C’est un chiffre jamais atteint auparavant, et encore «très certainement sous-évalué», avertit Global Witness, car «beaucoup de cas ne sont pas enregistrés et font rarement l’objet d’enquêtes».
«Par “défenseurs de l’environnement et des terres”, nous entendons tous les gens qui agissent pacifiquement contre l’exploitation injuste des ressources et milieux naturels», peut-on lire dans le rapport publié le 29 juillet.
Il ne s’agit donc pas seulement de militants écologistes, mais aussi de membres de tribus autochtones, de diverses populations dont le cadre de vie est menacé, ou de gardes forestiers et autres «rangers», sans qu’ils soient nécessairement engagés politiquement.

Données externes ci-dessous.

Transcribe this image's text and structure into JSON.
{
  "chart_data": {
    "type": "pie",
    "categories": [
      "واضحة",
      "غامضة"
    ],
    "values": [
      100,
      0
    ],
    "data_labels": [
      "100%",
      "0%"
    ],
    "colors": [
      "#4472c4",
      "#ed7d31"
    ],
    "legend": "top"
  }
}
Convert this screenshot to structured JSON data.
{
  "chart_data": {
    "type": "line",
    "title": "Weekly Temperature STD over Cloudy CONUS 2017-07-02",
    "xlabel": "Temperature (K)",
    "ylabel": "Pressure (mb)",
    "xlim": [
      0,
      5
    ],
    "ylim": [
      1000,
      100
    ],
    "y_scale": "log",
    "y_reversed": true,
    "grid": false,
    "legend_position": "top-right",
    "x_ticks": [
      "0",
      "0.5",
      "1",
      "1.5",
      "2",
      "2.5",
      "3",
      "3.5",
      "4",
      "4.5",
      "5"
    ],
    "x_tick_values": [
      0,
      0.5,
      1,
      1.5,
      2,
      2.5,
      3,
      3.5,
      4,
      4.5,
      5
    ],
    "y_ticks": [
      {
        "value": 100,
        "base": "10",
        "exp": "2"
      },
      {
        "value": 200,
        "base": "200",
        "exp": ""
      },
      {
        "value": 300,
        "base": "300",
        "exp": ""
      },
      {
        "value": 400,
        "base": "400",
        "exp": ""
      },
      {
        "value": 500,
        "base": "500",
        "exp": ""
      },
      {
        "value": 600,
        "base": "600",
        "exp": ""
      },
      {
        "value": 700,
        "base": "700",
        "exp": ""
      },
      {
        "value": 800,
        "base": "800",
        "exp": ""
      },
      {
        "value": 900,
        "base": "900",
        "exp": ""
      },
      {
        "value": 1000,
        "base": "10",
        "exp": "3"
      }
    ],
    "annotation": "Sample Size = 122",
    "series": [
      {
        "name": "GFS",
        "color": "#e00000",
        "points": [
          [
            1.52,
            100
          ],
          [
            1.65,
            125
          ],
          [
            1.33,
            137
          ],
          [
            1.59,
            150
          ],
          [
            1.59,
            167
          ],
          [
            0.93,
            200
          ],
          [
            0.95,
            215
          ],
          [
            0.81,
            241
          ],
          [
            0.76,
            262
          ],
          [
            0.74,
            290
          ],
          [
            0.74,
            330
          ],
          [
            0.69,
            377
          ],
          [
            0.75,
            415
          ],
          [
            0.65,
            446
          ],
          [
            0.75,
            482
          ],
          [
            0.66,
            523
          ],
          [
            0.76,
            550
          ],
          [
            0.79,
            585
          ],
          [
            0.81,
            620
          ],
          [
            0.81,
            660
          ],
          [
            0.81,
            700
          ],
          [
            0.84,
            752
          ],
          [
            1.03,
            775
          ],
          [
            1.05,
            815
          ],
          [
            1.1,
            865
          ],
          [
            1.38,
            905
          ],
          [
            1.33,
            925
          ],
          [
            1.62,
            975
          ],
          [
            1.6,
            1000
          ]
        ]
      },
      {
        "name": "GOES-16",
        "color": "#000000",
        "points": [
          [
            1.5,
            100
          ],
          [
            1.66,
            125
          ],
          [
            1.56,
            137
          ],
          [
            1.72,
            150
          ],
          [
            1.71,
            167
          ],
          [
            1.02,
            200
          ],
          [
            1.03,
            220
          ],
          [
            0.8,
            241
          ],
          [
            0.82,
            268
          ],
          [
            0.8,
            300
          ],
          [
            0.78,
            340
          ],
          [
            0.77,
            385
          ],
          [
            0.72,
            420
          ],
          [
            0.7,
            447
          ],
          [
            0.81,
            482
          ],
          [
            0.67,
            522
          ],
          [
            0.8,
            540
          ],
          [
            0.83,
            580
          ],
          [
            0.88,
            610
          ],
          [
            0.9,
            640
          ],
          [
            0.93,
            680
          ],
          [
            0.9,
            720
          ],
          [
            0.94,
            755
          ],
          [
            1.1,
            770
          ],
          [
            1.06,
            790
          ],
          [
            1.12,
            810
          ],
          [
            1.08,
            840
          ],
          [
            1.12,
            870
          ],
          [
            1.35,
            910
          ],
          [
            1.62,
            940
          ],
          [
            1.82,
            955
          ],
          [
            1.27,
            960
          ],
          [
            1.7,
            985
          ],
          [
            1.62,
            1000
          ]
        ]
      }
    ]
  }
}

Ainsi, 40% des tués appartiennent à des peuples autochtones, une catégorie surreprésentée alors qu’elle ne constitue que 5% de la population mondiale. Pour ces communautés, l’écologie se révèle donc être un enjeu de survie immédiate. L’Amérique latine concentre les deux tiers des 212 victimes de 2019, dont 33 personnes en Amazonie.
NEW: Last year, 212 Land and #EnvironmentDefenders were murdered whilst defending their homes, their land and the environment against climate-wrecking projects.
— Global Witness (@Global_Witness) July 29, 2020
2019 was the deadliest year on record.https://t.co/9kI8wpPyPH pic.twitter.com/oOqaLCMyt1
Au Brésil notamment, les ressources naturelles suscitent la convoitise de grandes entreprises, mais aussi de trafiquants, tandis que le gouvernement de Jair Bolsonaro mène une politique de libéralisation de l’exploitation des terres déforestées. «Un feu vert donné aux réseaux criminels et aux entreprises peu scrupuleuses» pour s’approprier les ressources des territoires autochtones d’Amazonie, s’emporte le rapport.
Coup de hache ou opération militaire
Mais c’est la Colombie qui occupe la première place du macabre classement, avec pas moins de 64 morts, quand les Philippines se hissent à la deuxième avec 43 victimes. Deux pays qui à eux seuls représentent la moitié de ces meurtres, liés à leurs nombreux sites miniers et agro-industriels. Datu Kaylo Bontulan, représentant du peuple philippin Manobo, a ainsi perdu la vie dans une opération militaire en avril alors qu’il tentait de s’opposer à un projet de mine. L’armée philippine l’a présenté comme un membre de groupe rebelle tué lors d’un bref affrontement, tandis que ses proches rappellent qu’il s’agissait d’un civil.
La Cour constitutionnelle colombienne considère de son côté que 36 cultures autochtones courent un risque d’extinction, tandis que l’Organisation nationale indigène de Colombie (ONIC), une instance représentative des Amérindiens du pays, n’hésite pas à parler de «génocide en cours».
Over half of all killings of Land and #EnvironmentDefenders last year happened in just two countries: Colombia 🇨🇴 and the Philippines 🇵🇭
— Global Witness (@Global_Witness) July 31, 2020
Find out why those at the frontline of #ClimateBreakdown are targeted - and how you can support them: https://t.co/Ad7jfdlg36 pic.twitter.com/SN9UcqJyW3
Si l’Europe est la région du monde la moins affectée par le phénomène, Global Witness dénombre malgré tout deux morts en Roumanie, qui abrite l’une des forêts primaires les plus importantes du Vieux Continent. Alors qu’ils faisaient leur travail de surveillance contre l’exploitation sauvage du bois, deux gardes forestiers y ont perdu la vie, l’un abattu en octobre par des bucherons illégaux, l’autre tué d’un coup de hache sur la tête le mois précédent.
Quant aux auteurs des violences, le rapport de l’ONG note «l’impunité et la corruption généralisée» rendant difficile leur identification.
Global Witness pointe du doigt le crime organisé, les gangs locaux, les organisations paramilitaires, voire certaines forces de sécurité officielles, responsables selon l’association de 37 victimes en 2019 et accusées de collusion avec des acteurs économiques.